The queen’s mouth flattens. She holds my very twenty-first century backpack by one fraying strap, her eyebrows raised very slightly.

“Oh, that? I got it from a wizard in a kingdom far from here. I’m happy to draw you a map, if you’d like to talk to him.” All I need is about two minutes un-shackled so I can prick my finger and peace the hell out of here, preferably with that magic mirror in tow. I would like to know where it came from, and how the queen found out about multiple worlds in the first place, and why her eyes are so ravenous, so familiar, but it doesn’t seem worth lingering to find out.

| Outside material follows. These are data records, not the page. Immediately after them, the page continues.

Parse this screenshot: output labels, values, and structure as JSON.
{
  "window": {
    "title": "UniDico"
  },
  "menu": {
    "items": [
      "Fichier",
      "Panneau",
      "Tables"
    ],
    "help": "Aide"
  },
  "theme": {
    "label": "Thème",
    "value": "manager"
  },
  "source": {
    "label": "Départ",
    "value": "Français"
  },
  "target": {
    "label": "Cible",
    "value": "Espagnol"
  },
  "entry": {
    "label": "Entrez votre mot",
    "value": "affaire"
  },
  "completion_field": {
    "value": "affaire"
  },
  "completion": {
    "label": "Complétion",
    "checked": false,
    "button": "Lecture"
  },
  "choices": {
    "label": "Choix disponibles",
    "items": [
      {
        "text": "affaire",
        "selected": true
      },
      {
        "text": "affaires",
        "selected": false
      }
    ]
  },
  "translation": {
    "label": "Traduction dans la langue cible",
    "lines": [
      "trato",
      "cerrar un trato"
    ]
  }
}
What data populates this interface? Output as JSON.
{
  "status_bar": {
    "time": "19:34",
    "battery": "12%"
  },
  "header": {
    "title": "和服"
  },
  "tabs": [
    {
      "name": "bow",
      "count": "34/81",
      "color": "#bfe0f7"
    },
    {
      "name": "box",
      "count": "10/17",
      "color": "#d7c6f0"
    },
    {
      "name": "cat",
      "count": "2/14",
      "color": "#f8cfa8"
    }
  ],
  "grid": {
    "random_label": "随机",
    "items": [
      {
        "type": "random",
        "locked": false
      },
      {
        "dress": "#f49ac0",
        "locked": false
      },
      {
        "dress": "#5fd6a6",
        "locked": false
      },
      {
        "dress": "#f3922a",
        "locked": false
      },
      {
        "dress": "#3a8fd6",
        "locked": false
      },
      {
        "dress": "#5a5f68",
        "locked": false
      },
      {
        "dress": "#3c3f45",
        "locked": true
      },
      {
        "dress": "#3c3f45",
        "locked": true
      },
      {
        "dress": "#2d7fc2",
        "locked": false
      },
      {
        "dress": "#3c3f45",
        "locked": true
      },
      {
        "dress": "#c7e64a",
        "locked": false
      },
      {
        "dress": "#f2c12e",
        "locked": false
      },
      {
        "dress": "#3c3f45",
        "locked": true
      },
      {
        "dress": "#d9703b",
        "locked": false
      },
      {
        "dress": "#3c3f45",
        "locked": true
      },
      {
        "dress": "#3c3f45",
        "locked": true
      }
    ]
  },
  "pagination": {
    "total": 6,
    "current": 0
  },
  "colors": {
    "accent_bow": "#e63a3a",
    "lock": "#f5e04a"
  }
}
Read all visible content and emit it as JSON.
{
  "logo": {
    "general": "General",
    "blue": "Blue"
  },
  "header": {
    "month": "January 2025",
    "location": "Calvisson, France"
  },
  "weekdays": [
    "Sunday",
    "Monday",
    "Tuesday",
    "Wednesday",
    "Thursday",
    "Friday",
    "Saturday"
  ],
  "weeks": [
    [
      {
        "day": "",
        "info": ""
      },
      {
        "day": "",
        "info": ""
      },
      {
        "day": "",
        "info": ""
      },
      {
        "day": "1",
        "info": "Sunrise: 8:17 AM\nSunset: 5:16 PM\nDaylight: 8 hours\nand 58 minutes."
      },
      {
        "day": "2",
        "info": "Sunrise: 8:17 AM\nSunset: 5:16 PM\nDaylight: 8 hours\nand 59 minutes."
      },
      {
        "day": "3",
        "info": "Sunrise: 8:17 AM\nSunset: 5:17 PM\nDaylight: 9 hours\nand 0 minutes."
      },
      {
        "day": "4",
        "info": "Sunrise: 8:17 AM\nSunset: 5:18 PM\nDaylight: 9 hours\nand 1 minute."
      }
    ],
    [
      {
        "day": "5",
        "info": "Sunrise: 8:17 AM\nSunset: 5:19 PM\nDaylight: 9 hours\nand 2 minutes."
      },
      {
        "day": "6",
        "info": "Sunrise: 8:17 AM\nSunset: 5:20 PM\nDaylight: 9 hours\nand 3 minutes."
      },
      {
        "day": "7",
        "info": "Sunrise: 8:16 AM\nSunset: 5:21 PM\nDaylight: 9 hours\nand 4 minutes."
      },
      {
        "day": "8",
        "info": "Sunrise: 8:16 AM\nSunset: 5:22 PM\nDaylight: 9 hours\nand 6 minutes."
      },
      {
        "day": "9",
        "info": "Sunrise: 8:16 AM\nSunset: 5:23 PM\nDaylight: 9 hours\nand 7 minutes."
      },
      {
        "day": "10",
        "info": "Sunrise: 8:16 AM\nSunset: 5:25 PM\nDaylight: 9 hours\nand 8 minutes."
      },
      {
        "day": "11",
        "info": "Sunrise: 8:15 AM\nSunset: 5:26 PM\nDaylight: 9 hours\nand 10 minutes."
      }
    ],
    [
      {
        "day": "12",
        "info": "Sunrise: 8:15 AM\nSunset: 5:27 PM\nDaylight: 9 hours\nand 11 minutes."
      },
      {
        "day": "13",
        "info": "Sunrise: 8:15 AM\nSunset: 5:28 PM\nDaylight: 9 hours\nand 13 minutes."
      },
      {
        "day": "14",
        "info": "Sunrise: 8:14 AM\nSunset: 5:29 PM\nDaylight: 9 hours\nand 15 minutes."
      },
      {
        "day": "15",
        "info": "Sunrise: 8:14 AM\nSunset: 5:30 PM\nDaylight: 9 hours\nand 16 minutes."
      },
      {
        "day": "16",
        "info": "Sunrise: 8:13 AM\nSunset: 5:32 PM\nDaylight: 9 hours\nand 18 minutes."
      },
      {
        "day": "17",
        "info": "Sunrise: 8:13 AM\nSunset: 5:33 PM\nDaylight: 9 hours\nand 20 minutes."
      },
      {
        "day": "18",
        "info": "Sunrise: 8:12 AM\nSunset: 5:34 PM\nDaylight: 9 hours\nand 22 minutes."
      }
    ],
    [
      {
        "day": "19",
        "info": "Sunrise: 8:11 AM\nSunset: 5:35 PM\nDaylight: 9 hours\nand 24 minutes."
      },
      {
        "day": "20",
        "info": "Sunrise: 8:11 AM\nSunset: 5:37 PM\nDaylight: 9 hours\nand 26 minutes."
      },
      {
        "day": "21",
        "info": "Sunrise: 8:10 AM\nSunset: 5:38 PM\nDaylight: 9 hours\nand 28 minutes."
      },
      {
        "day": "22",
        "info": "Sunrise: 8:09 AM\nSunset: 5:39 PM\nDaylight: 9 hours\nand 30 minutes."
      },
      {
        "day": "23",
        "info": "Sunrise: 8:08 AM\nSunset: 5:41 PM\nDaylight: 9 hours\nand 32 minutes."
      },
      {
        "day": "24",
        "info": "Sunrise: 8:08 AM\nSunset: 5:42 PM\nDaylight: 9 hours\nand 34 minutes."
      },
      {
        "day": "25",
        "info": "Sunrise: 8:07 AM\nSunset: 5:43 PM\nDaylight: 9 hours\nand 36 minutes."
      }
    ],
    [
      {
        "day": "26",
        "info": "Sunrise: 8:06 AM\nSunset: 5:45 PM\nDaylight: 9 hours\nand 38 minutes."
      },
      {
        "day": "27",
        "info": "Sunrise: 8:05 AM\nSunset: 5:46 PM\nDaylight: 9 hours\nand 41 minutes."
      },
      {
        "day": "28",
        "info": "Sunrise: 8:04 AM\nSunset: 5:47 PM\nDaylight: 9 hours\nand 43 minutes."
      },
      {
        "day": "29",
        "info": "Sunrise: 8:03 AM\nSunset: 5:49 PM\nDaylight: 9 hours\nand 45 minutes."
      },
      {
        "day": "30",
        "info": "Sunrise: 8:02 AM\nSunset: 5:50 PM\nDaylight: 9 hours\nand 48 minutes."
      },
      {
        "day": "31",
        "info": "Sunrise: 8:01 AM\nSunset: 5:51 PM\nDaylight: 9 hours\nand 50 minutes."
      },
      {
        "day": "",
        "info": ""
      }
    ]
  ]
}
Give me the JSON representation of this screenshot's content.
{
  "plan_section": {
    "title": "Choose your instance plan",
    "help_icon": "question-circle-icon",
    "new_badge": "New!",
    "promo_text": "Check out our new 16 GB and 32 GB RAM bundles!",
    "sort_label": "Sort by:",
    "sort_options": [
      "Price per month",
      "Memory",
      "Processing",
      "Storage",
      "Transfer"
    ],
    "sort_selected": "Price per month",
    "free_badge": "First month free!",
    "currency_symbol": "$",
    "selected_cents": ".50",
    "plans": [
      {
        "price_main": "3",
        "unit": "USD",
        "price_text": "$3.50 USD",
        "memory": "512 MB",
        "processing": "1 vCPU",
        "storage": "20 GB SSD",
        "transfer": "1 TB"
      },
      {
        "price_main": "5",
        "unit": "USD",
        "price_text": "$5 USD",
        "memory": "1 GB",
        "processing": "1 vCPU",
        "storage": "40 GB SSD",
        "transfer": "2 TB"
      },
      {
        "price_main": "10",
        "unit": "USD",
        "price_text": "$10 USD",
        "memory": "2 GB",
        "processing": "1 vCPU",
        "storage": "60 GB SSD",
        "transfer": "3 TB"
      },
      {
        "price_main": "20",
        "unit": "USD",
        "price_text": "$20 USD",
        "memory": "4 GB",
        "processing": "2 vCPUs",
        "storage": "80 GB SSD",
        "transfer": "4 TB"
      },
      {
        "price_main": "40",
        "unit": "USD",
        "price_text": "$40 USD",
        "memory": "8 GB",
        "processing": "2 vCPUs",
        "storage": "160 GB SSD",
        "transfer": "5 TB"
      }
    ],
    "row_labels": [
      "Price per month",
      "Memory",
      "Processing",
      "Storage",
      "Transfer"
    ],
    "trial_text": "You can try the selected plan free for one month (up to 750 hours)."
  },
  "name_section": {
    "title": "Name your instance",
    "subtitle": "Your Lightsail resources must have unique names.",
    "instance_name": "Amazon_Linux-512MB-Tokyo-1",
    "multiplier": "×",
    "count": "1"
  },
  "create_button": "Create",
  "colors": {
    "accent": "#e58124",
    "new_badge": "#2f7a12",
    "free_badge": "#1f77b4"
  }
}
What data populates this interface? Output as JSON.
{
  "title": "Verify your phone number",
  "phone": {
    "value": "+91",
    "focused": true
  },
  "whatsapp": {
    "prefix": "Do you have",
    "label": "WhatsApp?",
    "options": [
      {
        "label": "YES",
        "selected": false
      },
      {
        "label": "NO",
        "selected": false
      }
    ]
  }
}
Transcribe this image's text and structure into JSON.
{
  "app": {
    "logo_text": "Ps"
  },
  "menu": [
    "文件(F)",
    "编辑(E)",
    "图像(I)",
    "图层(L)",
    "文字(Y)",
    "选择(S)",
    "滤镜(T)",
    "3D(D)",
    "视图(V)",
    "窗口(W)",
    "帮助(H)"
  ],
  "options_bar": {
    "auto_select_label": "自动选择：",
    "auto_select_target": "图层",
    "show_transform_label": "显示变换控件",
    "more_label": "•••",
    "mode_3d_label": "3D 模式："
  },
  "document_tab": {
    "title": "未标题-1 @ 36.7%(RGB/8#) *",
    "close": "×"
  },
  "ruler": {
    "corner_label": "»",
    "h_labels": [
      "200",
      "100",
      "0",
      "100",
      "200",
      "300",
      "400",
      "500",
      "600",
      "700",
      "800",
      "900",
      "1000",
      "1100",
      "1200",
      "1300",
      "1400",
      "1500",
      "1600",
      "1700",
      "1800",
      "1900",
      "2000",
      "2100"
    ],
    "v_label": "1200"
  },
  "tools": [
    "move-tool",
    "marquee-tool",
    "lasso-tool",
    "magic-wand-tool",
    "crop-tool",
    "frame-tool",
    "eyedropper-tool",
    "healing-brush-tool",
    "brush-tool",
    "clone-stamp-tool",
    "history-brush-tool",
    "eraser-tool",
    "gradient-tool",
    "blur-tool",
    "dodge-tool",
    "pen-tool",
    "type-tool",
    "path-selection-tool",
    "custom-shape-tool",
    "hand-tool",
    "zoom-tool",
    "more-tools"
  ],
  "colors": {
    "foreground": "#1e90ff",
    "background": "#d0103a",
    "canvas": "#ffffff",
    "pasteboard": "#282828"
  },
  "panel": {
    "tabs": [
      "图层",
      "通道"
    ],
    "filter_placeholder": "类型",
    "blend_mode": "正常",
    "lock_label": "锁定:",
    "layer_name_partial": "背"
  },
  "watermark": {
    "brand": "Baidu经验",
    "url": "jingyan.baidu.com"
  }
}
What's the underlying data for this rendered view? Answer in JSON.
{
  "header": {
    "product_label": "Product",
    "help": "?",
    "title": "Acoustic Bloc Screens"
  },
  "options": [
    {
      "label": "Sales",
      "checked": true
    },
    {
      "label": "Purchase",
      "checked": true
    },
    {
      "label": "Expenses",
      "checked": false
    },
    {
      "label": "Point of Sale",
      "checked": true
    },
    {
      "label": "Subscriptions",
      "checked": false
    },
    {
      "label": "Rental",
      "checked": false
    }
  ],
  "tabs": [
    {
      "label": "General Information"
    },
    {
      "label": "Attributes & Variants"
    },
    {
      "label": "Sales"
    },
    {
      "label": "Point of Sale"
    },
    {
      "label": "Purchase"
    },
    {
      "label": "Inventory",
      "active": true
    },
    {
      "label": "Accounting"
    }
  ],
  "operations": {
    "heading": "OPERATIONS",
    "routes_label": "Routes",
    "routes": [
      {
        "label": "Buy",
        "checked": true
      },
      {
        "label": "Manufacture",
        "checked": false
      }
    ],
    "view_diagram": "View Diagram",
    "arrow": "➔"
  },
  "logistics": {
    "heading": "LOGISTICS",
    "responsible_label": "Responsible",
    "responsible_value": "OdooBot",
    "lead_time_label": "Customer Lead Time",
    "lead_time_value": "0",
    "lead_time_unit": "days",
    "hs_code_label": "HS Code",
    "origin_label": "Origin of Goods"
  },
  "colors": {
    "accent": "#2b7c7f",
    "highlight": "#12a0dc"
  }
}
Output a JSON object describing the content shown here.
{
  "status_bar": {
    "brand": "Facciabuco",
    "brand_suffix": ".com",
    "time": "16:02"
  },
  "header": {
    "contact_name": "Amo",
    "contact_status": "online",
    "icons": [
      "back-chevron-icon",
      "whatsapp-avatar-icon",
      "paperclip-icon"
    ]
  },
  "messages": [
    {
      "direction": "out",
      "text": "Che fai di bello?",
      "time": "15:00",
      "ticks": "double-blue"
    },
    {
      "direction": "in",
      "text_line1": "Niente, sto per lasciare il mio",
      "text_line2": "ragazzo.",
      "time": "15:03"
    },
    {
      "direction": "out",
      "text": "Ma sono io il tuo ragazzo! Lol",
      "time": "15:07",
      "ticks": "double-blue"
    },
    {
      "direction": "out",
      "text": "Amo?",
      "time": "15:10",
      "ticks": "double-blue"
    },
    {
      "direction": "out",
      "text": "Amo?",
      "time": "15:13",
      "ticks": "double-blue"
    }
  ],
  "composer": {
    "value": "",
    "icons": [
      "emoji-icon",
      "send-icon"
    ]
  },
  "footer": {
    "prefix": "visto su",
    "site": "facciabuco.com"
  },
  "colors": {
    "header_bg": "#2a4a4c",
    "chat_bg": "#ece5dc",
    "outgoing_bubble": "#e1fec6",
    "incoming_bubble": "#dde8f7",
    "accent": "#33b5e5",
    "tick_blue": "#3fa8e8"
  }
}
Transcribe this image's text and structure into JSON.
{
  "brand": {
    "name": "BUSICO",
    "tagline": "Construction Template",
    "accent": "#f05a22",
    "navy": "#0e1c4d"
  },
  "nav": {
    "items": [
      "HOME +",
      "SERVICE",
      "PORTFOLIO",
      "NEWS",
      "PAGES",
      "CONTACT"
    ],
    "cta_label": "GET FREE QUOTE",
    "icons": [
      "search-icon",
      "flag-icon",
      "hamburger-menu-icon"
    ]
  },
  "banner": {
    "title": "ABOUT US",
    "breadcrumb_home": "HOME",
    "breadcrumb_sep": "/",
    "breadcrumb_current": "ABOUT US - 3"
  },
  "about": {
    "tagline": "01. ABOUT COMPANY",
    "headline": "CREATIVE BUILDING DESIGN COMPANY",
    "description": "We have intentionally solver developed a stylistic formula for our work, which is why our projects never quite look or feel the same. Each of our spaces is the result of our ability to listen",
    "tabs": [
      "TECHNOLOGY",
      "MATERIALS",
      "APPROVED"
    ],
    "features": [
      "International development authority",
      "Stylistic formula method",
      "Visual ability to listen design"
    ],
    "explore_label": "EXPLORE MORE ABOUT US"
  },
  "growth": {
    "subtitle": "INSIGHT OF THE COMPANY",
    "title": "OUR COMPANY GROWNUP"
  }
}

“I am not,” she says gently, “a fool.”

“Okay, fine, you got me! I’m from another world. But frankly”—I rattle my chains at her—“I don’t see why I should tell you shit.”

She rises from her chair, face twisting. The air seems to gather and darken around her like a personal thunderstorm. “Because if you don’t, you writhing maggot, you miserable louse, I will feed your beating heart to the carrion birds. I will knap knives from your bones and use them to flense the fat from your breathing body.” She pauses, perhaps to appreciate her own alliteration. “I am the queen.” There are no sibilants in that sentence, but she manages to hiss it anyway.

My lips peel back from my teeth as I look up at her, not fearless but pissed enough to do a good impression. “Oh, please, you’re just the bad guy. The villain, the evil stepmother. You’re the Wicked Witch of the East, bro.”

She opens her mouth, but I interrupt, entirely unable to resist. “You’re going to look at me and you’re going to tell me that I’m wrong? Am I wrong?” At least Charm will be proud of me if these turn out to be my last words.

I watch the queen teetering on some internal precipice, perhaps deciding between the thumbscrews or the pliers. Instead, she tucks her fury carefully away. It’s like watching a woman shove a mattress into a pillowcase. She strides to a crowded bookshelf and asks abruptly, “What’s your name?”

“Zinnia Gray. Of Ohio.”

She takes down a slender volume with a bright red spine, incongruous in the gloom of her workroom. “Aren’t you going to ask me my name, Zinnia Gray? Or do they not have manners in Ohio?”